5 Mart 2009 Perşembe

Musul-Kerkük Sorunu






Osmanlı Devleti'ne bağlı Musul Vilayeti'nin toprak sorunudur.

I. Dünya Savaşı'ndan önce Osmanlı hakimiyetindeki Musul ve çevresi petrol varlığı sebebiyle, İngiltere, Fransa, Almanya arasında rekabet konusu oldu. Bölge, 1916 tarihli Sykes-Picot Antlaşması ile Fransa'ya bırakılmıştı. Nisan 1920 San Remo Konferansında Fransa, kendisini Orta Doğu'daki menfaatlerini desteklemesi sebebiyle, Musul bölgesini İngiltere'ye terketti. İngiltere bölgedeki Hristiyanların güvenliği, İngiliz savaş esirlerine kötü muamele edilmesi gibi sebepler ile Mondros Mütarekesinin 7. maddesine göre Musul'un kendilerine terk edilmesini istediler. Musul'da yerleşik Osmanlı 6. Ordusu Komutanı Ali İhsan Paşa şehri İngilizlere terk etmemek için istifa etti. Yerine Gelen Binbaşı Halit Akmansü İstanbul'dan aldığı emri yerine getirerek Musul'u boşalttı. 15 Kasım 1918 tarihinde İngiliz askerleri Musul'a asker çıkarıp işgal ettiler.[1][2][3][4]
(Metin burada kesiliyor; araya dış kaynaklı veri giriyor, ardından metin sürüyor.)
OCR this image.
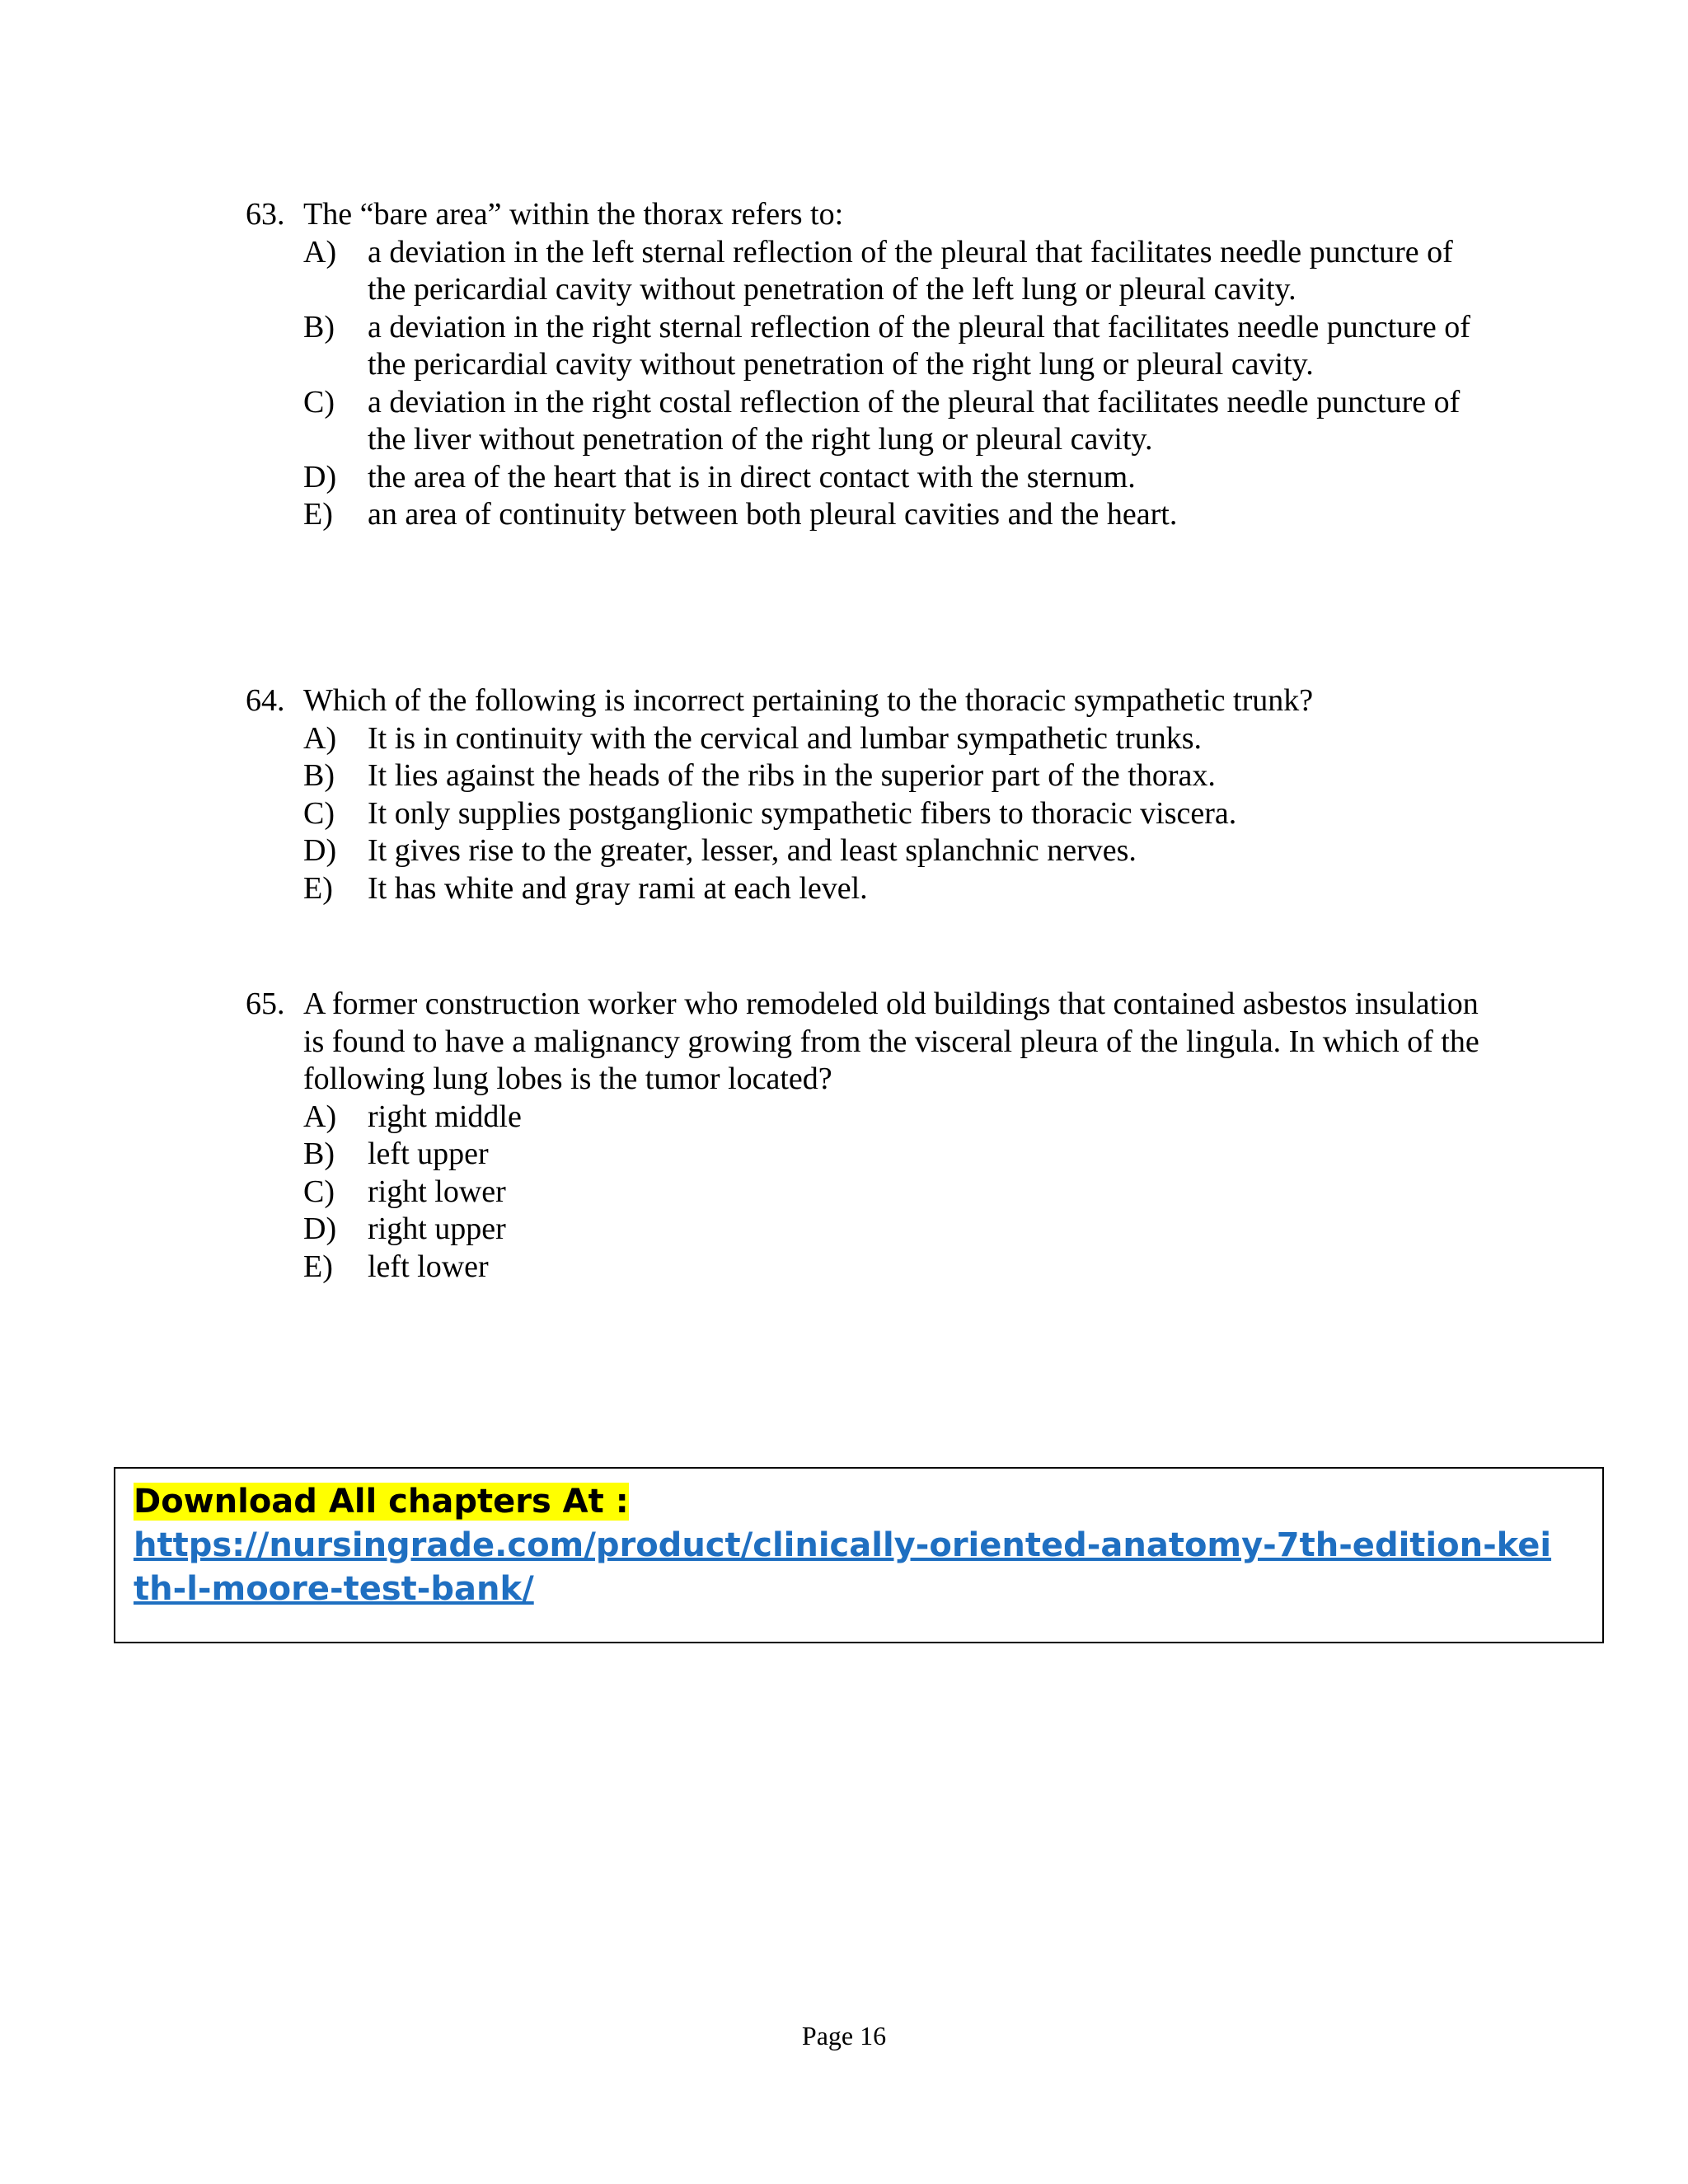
63. The “bare area” within the thorax refers to:
A) a deviation in the left sternal reflection of the pleural that facilitates needle puncture of the pericardial cavity without penetration of the left lung or pleural cavity.
B)	a deviation in the right sternal reflection of the pleural that facilitates needle puncture of the pericardial cavity without penetration of the right lung or pleural cavity.
C)	a deviation in the right costal reflection of the pleural that facilitates needle puncture of the liver without penetration of the right lung or pleural cavity.
D) the area of the heart that is in direct contact with the sternum.
E)	an area of continuity between both pleural cavities and the heart.
64. Which of the following is incorrect pertaining to the thoracic sympathetic trunk?
A) It is in continuity with the cervical and lumbar sympathetic trunks.
B)	It lies against the heads of the ribs in the superior part of the thorax.
C)	It only supplies postganglionic sympathetic fibers to thoracic viscera.
D) It gives rise to the greater, lesser, and least splanchnic nerves.
E)	It has white and gray rami at each level.
65. A former construction worker who remodeled old buildings that contained asbestos insulation is found to have a malignancy growing from the visceral pleura of the lingula. In which of the following lung lobes is the tumor located?
A) right middle
B)	left upper
C)	right lower
D) right upper
E)	left lower
Download All chapters At :
https://nursingrade.com/product/clinically-oriented-anatomy-7th-edition-keith-l-moore-test-bank/
Page 16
Musul Mondros Mütarekesi'nin 7. maddesine dayanılarak 15 Kasım 1918 tarihinde İngiliz Askerleri tarafından işgal edildi.[1][2][3][4] Birinci Dünya Savaşı sonunda Türk Askerlerinin kontrolü altında kalan bir bölge olduğundan, Türkiye Cumhuriyeti Musul vilayetinin milli sınırları arasında olduğunu açıklamıştı. Lozan Konferansında Musul konusunda bir karara varılamamış ancak bir yıl sonra İngiltere ve Türkiye arasında görüşmeler ile çözülmesine karar alındı. Konferans başladığı sırada İngiliz askerlerinin işgali altında olmayan bölgelerde bir ayaklanma çıkması üzerine İngiliz Ordu birlikleri Süleymaniye kentini top ateşi altına alarak işgal etti. Türkiye işgali protesto etti. Ayrıca Türkiye, kendisine karşı silahlı saldırıda bulunan Asuri kabileleri İngiltere'nin silahlandırdığını öne sürüyordu.[3]

19 Mayıs 1924 tarihinde Türkiye ve İngiltere arasında İstanbul Konferansı düzenlendi. Konferansta Türk tarafı Musul'un tarihi olarak daima Osmanlı toprağı kaldığını ve Birinci Dünya Savaşı sonunda da bu durumun değişmediğini, vilayetin nüfusunun üçte ikisinin Müslüman Türk ve Kürtlerden oluştuğu bu durumda tarihi, askeri ve etnik gerekçelere göre Musulun Türkiye sınırları içinde olması gerektiğini savundu.[7] İngiliz tarafı Türk Devletinin isteğini kesinlikle reddetmesi üzerine İstanbul Konferansı dağıldı. Anlaşmazlık, Milletler Cemiyeti'ne götürüldü. Burada Türk tarafı İstanbul Konferansındaki tezlerini tekrarladı ve referandum (genel halkoylaması) yapılmasını istedi. İngiltere bölge halkının bilinçsiz olduğunu bildirerek plebisit isteğini de reddetti. Konuyu araştırmak için Milletler Cemiyeti'nde bir komisyon kuruldu ve çözümlenemedi.[3]